Within twenty years of this swift and decisive action, another swift event would occur. Within a matter of two years, the Black Death would plague England and kill almost two-million people. Once the Black Death made its way through Billesley, only four people were left alive. Without the workers to continue farming, the Trussell’s took to raising sheep. Raising sheep proved to be not nearly as lucrative, and the Trussell family struggled financially. The family’s financial problems went from bad to worse after the War of the Roses, in 1485. Once again, on the wrong side of royalty, a Trussell had played with fire and lost. As King Henry VII took over, the Trussell family and Billesley Manor continued to decrease in stature.
In 1588, the Billesley estate would be lost for the last time. In complete despair, Thomas Trussell committed highway robbery and was caught. He was convicted and sentenced to death. The crown took the estate and sold it off. While being solely responsible for losing Billesley Manor, Thomas Trussell was fortunate enough to skip execution and lived for another fifty-two years.

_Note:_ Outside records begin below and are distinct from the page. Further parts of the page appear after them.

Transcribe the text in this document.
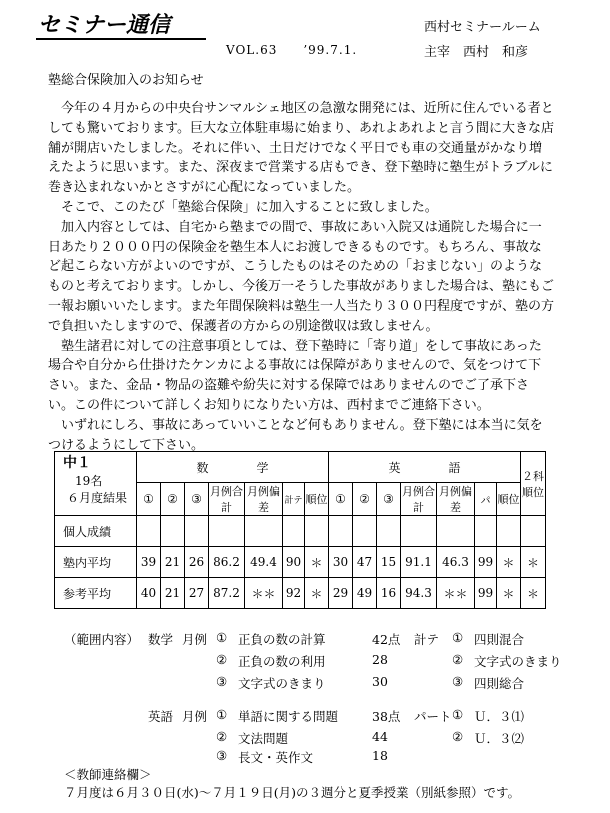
セミナー通信	西村セミナールーム
VOL.63　　’99.7.1.	主宰　西村　和彦
塾総合保険加入のお知らせ

今年の４月からの中央台サンマルシェ地区の急激な開発には、近所に住んでいる者としても驚いております。巨大な立体駐車場に始まり、あれよあれよと言う間に大きな店舗が開店いたしました。それに伴い、土日だけでなく平日でも車の交通量がかなり増えたように思います。また、深夜まで営業する店もでき、登下塾時に塾生がトラブルに巻き込まれないかとさすがに心配になっていました。

そこで、このたび「塾総合保険」に加入することに致しました。

加入内容としては、自宅から塾までの間で、事故にあい入院又は通院した場合に一日あたり２０００円の保険金を塾生本人にお渡しできるものです。もちろん、事故など起こらない方がよいのですが、こうしたものはそのための「おまじない」のようなものと考えております。しかし、今後万一そうした事故がありました場合は、塾にもご一報お願いいたします。また年間保険料は塾生一人当たり３００円程度ですが、塾の方で負担いたしますので、保護者の方からの別途徴収は致しません。

塾生諸君に対しての注意事項としては、登下塾時に「寄り道」をして事故にあった場合や自分から仕掛けたケンカによる事故には保障がありませんので、気をつけて下さい。また、金品・物品の盗難や紛失に対する保障ではありませんのでご了承下さい。この件について詳しくお知りになりたい方は、西村までご連絡下さい。

いずれにしろ、事故にあっていいことなど何もありません。登下塾には本当に気をつけるようにして下さい。

中１
19名
６月度結果	数　　　　学							英　　　　語							２科順位
	①	②	③	月例合計	月例偏差	計テ	順位	①	②	③	月例合計	月例偏差	パ	順位	
個人成績															
塾内平均	39	21	26	86.2	49.4	90	＊	30	47	15	91.1	46.3	99	＊	＊
参考平均	40	21	27	87.2	＊＊	92	＊	29	49	16	94.3	＊＊	99	＊	＊
（範囲内容） 数学 月例 ① 正負の数の計算	42点 計テ ① 四則混合
② 正負の数の利用	28	② 文字式のきまり
③ 文字式のきまり	30	③ 四則総合
英語 月例 ① 単語に関する問題	38点 パート ① Ｕ．３⑴
② 文法問題	44	② Ｕ．３⑵
③ 長文・英作文	18
＜教師連絡欄＞
７月度は６月３０日(水)～７月１９日(月)の３週分と夏季授業（別紙参照）です。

Overall, the Trussell family had a long run at Billesley. For those of you into genealogy, below is a family tree of Trussells. Those with asterisks (*) next to their name are those that were Lord of the manor. And for those of you into travel, the next time that you are near Warwickshire countryside, stop by and check out Billesley Manor. If you are a romantic, have your wedding at Billesley Manor. It is rumored that this is where Shakespeare married his wife, Anne Hathaway.